Ms. Revanur believes the release of the framework around AI is a great starting point, and there is a lot of work that has to be done to ensure that future regulations have more teeth. Her organisation’s goal, she says, is not to stop technology or to put an end to innovation. Instead, it aims “to re-imagine what exists and to build justice into the framework of the existing systems from the beginning”.

Ms. Revanur believes that since her generation was quick to adopt generative AI tools like ChatGPT, and will inherit the impacts of the technology, it makes sense for them to have a say in regulating it.

To further youth participation in AI regulations, her group sent an open letter to the U.S. Congress on AI policy. The letter demanded, among other things, the creation of governance structures to audit AI products and manage risks. It also recommended the setting up of an independent FDA-style regulatory agency to assess the impact of AI while simultaneously stressing a proactive approach to corporate accountability.

Ms.

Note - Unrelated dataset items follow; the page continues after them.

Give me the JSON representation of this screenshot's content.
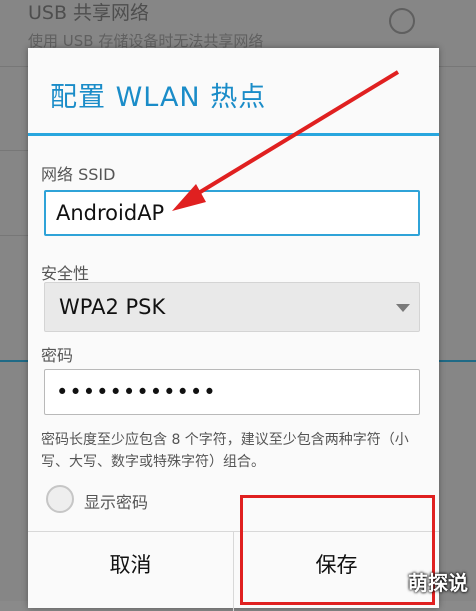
{
  "background": {
    "title": "USB 共享网络",
    "subtitle": "使用 USB 存储设备时无法共享网络"
  },
  "dialog": {
    "title": "配置 WLAN 热点",
    "ssid_label": "网络 SSID",
    "ssid_value": "AndroidAP",
    "security_label": "安全性",
    "security_value": "WPA2 PSK",
    "password_label": "密码",
    "password_value": "••••••••••••",
    "hint": "密码长度至少应包含 8 个字符，建议至少包含两种字符（小写、大写、数字或特殊字符）组合。",
    "show_password_label": "显示密码",
    "show_password_checked": false,
    "cancel_label": "取消",
    "save_label": "保存"
  },
  "watermark": "萌探说",
  "colors": {
    "accent": "#1a8cc8",
    "title_line": "#28a6de",
    "annotation": "#e02020"
  }
}
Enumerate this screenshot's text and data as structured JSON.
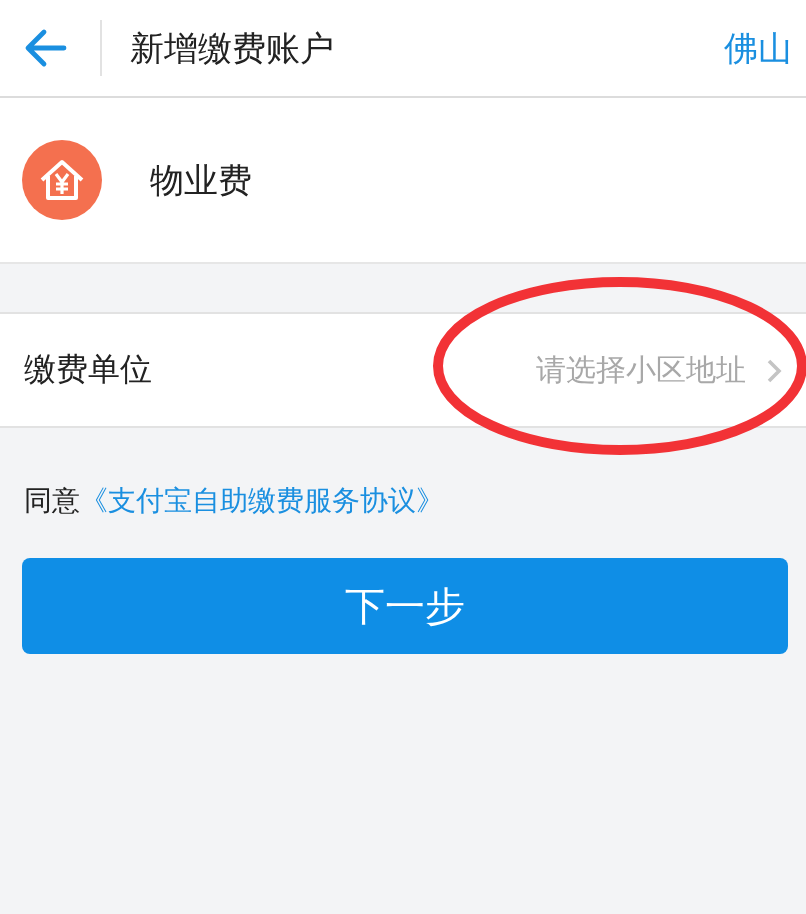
{
  "header": {
    "title": "新增缴费账户",
    "city": "佛山"
  },
  "category": {
    "label": "物业费"
  },
  "fields": [
    {
      "label": "缴费单位",
      "hint": "请选择小区地址"
    }
  ],
  "agreement": {
    "prefix": "同意",
    "link": "《支付宝自助缴费服务协议》"
  },
  "buttons": [
    "下一步"
  ]
}
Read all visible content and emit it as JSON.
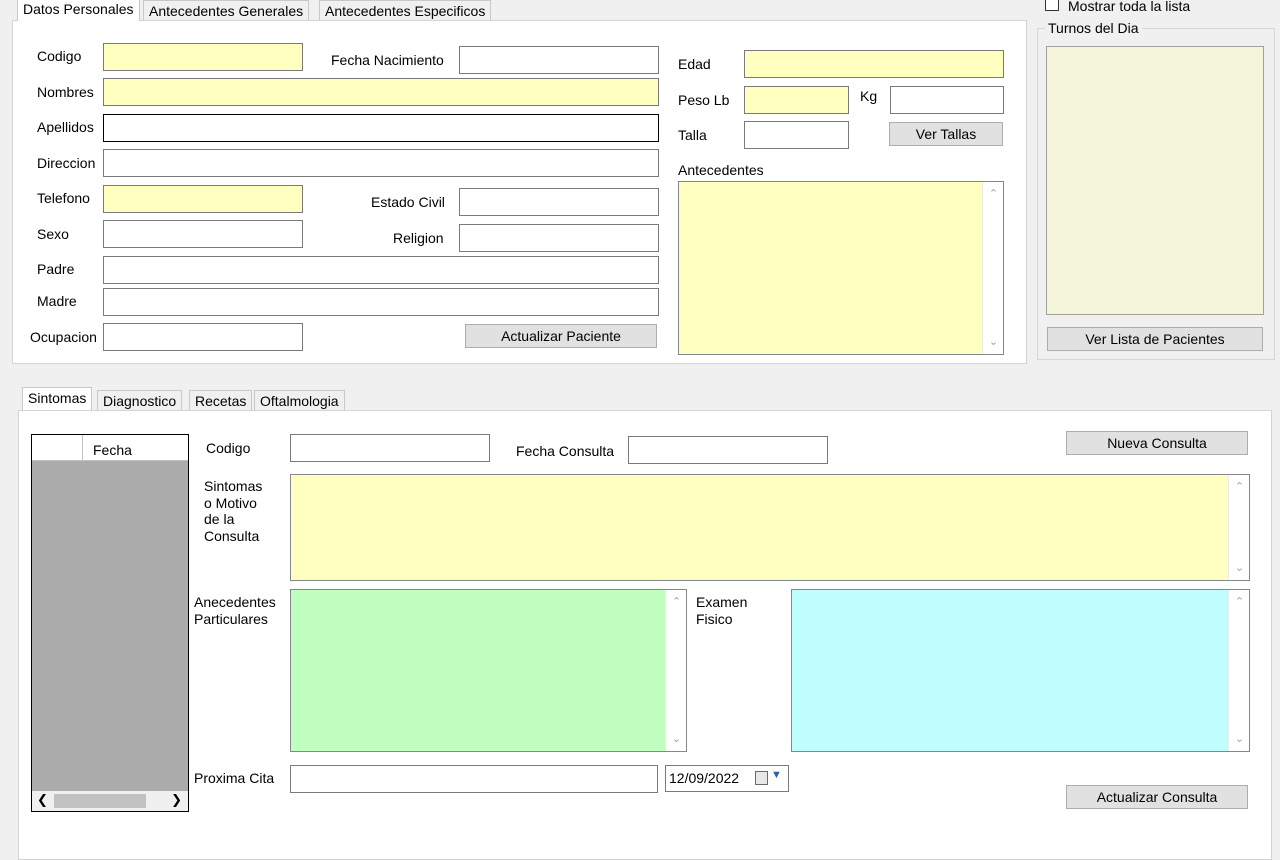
{
  "top_tabs": [
    "Datos Personales",
    "Antecedentes  Generales",
    "Antecedentes Especificos"
  ],
  "patient": {
    "codigo_label": "Codigo",
    "fecha_nacimiento_label": "Fecha Nacimiento",
    "nombres_label": "Nombres",
    "apellidos_label": "Apellidos",
    "direccion_label": "Direccion",
    "telefono_label": "Telefono",
    "estado_civil_label": "Estado Civil",
    "sexo_label": "Sexo",
    "religion_label": "Religion",
    "padre_label": "Padre",
    "madre_label": "Madre",
    "ocupacion_label": "Ocupacion",
    "actualizar_paciente_label": "Actualizar Paciente",
    "edad_label": "Edad",
    "peso_label": "Peso Lb",
    "kg_label": "Kg",
    "talla_label": "Talla",
    "ver_tallas_label": "Ver Tallas",
    "antecedentes_label": "Antecedentes"
  },
  "right_panel": {
    "mostrar_label": "Mostrar toda la lista",
    "turnos_label": "Turnos del Dia",
    "ver_lista_label": "Ver Lista de Pacientes"
  },
  "bottom_tabs": [
    "Sintomas",
    "Diagnostico",
    "Recetas",
    "Oftalmologia"
  ],
  "consulta": {
    "grid_header": "Fecha",
    "codigo_label": "Codigo",
    "fecha_consulta_label": "Fecha Consulta",
    "nueva_consulta_label": "Nueva Consulta",
    "sintomas_label": [
      "Sintomas",
      "o Motivo",
      "de la",
      "Consulta"
    ],
    "anecedentes_label": [
      "Anecedentes",
      "Particulares"
    ],
    "examen_label": [
      "Examen",
      "Fisico"
    ],
    "proxima_cita_label": "Proxima Cita",
    "proxima_cita_date": "12/09/2022",
    "actualizar_consulta_label": "Actualizar Consulta"
  },
  "colors": {
    "required_field": "#ffffc0",
    "list_bg": "#f5f5dc",
    "grid_bg": "#ababab",
    "anecedentes_bg": "#c0ffc0",
    "examen_bg": "#c0ffff"
  }
}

Revanur believes AI should be designed to align with human values, meet human needs, and be accountable to human stakeholders. While advocating for close human oversight aimed at keeping its development in check, she says close intergovernmental coordination is going to be crucial in setting up a regulatory framework for AI.

Encode Justice is supported by multiple investment funds such as the Omidyar Network, We Are Family Foundation, America’s Promise Alliance, the Princeton Prize in Race Relations, and individual donors. Ms. Revanur continues her activism while pursuing her education. Because, Ms. Revanur says, she and her comrades realise that their collective future depends on it.